Published online September 22 in the American Journal of Obstetrics & Gynecology – Maternal Fetal Medicine, the new study found that 100 percent of 36 newborns tested at the time of birth had protective antibodies after their mothers received the vaccines produced by either Pfizer-BioNTech or Moderna.
Antibodies can either be produced as part of the natural response to infection or triggered by vaccines. With that in mind, the research team was also able to tell apart antibodies in the neonatal blood in response to natural infection from those made in response to the vaccines. The result becomes relevant, as natural antibody responses against the SARS-COV-2 virus are not sufficiently protective for many people, and with recent data from the Centers for Disease Control and Prevention suggesting that just 23 percent of pregnant women have been vaccinated despite growing evidence of prenatal vaccine safety.
Led by researchers at NYU Grossman School of Medicine, the study authors observed the highest levels of antibodies in cord blood of mothers fully vaccinated in second half of their pregnancy. This insight provides evidence of transferred immunity to neonates, which correlates to protection against infection for infants the first months of life.
“Studies continue to reinforce the importance of vaccines during pregnancy and their power to protect two lives at once by preventing severe illness in both mothers and babies,” says Ashley S. Roman, MD, director of the Division of Maternal-Fetal Medicine and Silverman Professor of Obstetrics and Gynecology at NYU Langone Health, and one of the study’s principal investigators. “If babies could be born with antibodies, it could protect them in the first several months of their lives, when they are most vulnerable.
As each of the FDA-authorized COVID-19 vaccines became available, the Centers for Disease Control and Prevention consistently asserted that they should not be withheld from people who are pregnant and want the vaccine. Dr. Roman and colleagues confirm the strong evidence that the mRNA vaccines’ are safe during pregnancy in a study published August 16 in the American Journal of Obstetrics & Gynecology – MFM, titled “COVID-19 vaccination in pregnancy: early experience from a single institution.” The study found no increased risks during pregnancy or birth complications or identifiable risks to the fetus among those who received the vaccine.

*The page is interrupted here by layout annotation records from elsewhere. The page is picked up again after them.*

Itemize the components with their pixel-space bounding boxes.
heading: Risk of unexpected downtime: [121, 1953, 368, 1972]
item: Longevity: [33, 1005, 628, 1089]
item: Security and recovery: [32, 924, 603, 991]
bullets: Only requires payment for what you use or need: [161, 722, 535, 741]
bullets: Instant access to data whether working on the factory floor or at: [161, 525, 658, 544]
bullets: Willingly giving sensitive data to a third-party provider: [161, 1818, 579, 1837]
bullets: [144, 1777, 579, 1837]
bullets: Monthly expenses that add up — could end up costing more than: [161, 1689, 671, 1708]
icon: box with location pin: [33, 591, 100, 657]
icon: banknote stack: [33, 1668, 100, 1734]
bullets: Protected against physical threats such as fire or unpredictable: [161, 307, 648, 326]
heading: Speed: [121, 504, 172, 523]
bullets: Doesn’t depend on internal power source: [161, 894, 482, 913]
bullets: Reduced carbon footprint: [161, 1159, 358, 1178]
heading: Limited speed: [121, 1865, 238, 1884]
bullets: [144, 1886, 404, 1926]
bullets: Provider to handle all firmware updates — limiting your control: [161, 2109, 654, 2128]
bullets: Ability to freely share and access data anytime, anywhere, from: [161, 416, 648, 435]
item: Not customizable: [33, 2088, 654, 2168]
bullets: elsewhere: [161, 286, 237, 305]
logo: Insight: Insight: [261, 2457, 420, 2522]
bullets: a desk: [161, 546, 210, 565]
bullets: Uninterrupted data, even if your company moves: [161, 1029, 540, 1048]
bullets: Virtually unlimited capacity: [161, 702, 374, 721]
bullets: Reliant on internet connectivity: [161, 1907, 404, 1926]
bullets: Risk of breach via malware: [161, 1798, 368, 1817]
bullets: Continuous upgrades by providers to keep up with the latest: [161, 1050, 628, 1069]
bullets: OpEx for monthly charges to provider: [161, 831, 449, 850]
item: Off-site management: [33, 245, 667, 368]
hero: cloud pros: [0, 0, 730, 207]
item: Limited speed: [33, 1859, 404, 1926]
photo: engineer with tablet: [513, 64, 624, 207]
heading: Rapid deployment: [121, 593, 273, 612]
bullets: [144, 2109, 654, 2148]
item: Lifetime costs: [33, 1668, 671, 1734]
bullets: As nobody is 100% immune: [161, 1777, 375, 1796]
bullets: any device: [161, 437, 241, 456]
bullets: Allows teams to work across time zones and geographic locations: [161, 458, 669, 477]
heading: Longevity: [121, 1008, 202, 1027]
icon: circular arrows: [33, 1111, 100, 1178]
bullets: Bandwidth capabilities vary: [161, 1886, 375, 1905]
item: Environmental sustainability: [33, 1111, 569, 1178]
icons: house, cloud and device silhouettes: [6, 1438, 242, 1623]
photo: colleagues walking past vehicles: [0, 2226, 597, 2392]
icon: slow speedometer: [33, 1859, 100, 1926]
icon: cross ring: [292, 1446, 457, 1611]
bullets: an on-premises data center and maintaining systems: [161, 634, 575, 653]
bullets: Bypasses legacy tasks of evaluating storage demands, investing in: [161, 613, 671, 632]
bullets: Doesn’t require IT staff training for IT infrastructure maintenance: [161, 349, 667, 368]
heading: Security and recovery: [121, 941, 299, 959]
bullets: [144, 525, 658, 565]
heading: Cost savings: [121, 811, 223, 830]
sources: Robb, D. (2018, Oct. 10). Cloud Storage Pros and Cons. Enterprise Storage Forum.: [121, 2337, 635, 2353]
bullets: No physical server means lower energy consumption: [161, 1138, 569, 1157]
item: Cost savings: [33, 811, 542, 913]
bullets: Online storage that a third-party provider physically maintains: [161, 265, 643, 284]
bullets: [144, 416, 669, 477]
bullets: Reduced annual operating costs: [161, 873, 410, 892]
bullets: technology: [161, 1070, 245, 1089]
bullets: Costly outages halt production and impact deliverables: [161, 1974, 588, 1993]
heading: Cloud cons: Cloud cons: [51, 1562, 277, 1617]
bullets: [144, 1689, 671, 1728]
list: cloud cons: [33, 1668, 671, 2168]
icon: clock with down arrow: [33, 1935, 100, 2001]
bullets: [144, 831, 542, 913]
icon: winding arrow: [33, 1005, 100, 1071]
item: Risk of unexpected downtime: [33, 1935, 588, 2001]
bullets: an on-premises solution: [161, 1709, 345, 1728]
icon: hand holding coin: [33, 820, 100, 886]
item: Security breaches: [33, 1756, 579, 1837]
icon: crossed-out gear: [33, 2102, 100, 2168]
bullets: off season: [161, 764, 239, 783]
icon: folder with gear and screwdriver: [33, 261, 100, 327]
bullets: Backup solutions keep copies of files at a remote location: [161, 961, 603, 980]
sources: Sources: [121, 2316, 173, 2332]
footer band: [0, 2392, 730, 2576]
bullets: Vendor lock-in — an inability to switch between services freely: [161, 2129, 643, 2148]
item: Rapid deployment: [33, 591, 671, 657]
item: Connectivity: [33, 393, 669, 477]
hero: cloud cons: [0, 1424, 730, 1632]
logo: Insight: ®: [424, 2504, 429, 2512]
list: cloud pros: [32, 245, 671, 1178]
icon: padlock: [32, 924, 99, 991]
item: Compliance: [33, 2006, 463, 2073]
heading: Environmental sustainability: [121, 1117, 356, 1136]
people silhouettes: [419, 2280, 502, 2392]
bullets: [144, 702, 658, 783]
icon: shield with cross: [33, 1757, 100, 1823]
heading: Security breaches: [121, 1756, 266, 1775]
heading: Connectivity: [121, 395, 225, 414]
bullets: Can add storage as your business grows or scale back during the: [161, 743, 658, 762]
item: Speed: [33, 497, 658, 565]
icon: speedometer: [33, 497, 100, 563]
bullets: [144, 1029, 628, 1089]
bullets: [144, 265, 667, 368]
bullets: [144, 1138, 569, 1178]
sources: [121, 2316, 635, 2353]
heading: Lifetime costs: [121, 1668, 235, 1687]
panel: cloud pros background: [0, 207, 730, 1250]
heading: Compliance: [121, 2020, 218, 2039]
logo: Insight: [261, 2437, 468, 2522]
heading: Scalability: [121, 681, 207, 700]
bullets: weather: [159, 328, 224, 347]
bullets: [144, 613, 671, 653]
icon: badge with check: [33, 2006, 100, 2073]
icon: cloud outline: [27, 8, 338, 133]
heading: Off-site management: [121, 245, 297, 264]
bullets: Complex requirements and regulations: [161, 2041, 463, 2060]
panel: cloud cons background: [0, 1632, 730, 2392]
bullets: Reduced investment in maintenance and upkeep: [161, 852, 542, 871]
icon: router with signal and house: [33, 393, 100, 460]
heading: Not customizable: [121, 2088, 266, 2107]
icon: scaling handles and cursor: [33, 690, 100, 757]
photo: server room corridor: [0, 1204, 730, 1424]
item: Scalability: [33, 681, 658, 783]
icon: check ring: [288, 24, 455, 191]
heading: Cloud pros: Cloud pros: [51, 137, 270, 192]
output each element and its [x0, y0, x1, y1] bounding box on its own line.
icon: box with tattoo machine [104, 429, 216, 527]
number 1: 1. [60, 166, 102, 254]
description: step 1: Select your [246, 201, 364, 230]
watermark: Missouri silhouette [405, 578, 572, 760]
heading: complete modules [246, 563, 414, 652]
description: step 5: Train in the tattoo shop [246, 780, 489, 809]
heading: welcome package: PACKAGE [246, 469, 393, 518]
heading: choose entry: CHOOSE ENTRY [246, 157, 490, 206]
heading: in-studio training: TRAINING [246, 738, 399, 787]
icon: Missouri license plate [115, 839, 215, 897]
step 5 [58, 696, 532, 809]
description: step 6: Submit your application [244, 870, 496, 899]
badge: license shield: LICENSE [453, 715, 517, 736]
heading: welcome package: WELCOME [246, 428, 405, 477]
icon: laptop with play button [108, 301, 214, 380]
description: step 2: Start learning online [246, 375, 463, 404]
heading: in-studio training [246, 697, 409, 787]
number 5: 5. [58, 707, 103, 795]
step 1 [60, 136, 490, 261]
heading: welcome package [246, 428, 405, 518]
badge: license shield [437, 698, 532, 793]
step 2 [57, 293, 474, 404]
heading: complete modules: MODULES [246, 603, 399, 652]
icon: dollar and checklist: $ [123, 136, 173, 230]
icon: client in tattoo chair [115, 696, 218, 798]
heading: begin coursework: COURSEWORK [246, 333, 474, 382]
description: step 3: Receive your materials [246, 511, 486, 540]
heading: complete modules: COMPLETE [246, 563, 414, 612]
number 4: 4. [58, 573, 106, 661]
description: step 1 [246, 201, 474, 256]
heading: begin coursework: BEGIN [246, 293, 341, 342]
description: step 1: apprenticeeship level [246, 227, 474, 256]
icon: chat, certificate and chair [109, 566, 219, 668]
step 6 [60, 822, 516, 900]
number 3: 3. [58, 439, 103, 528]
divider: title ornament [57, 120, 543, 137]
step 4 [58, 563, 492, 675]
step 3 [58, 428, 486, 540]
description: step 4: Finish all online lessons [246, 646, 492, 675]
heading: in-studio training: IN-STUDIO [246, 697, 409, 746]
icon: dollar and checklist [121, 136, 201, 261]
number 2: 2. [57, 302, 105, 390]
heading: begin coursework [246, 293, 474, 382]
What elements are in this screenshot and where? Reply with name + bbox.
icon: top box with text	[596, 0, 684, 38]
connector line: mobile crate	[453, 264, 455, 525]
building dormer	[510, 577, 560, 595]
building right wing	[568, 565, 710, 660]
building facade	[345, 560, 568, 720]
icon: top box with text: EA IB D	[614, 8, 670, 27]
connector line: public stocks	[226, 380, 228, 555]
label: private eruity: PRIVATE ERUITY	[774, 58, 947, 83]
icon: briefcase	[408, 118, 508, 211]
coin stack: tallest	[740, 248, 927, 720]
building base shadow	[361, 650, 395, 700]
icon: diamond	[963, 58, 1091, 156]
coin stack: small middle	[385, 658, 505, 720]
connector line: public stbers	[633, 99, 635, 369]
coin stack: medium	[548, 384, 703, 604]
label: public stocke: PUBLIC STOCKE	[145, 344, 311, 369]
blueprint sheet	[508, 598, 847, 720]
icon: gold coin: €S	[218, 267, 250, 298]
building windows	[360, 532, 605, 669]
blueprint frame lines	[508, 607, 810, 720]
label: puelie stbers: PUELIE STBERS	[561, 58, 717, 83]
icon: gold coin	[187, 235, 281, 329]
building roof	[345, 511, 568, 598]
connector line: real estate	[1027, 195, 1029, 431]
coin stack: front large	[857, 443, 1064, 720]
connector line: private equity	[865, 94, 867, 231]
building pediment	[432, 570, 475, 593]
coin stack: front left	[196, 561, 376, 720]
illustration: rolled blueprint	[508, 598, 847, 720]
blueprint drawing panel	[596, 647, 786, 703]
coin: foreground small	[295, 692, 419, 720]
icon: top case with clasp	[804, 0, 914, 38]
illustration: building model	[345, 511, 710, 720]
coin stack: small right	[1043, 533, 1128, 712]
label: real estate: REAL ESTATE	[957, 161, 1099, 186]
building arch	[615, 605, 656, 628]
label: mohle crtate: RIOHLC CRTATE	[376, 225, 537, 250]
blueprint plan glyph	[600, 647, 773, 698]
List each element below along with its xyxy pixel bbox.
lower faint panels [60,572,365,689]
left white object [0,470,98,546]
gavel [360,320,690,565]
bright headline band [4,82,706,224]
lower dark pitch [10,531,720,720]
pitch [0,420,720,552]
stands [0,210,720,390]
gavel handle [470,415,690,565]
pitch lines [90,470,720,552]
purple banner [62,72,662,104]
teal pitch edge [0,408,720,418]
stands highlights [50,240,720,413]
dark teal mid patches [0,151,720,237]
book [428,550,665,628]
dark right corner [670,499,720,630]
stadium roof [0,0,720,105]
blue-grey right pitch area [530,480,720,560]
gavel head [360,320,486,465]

In the current study, though the sample size is small, “it is encouraging that neonatal antibody levels are high if women are vaccinated,” says Jennifer L. Lighter, MD, associate professor in the Department of Pediatrics and hospital epidemiologist at Hassenfeld Children’s Hospital at NYU Langone, and the study’s senior author.
Existing studies analyze antibodies to the spike protein (anti-S IgG) alone, which may be present after natural infection or vaccination, and do not include antibodies to the nucleocapsid protein (anti-N IgG), which is only present following natural infection. Among the 36 samples collected, all had high levels of anti-S IgG. 31 of those samples were tested for anti-N IgG and were negative.
”High levels of transplacental antibody transfer are not surprising. It is consistent with what we see with other immunizations. Our findings add to a growing list of important reasons why women should be advised to receive the COVID-19 vaccine during pregnancy for the added benefit of their newborn receiving crucial protection,” adds Dr. Lighter.
Additional research is needed to determine how effective the infant antibodies are, how long protection will last, and if vaccination in the second half of pregnancy may confer higher levels of antibody transfer than vaccination earlier in pregnancy. Future studies should also focus on antibody transmission to newborns in a larger population and durability of antibody detection during infancy.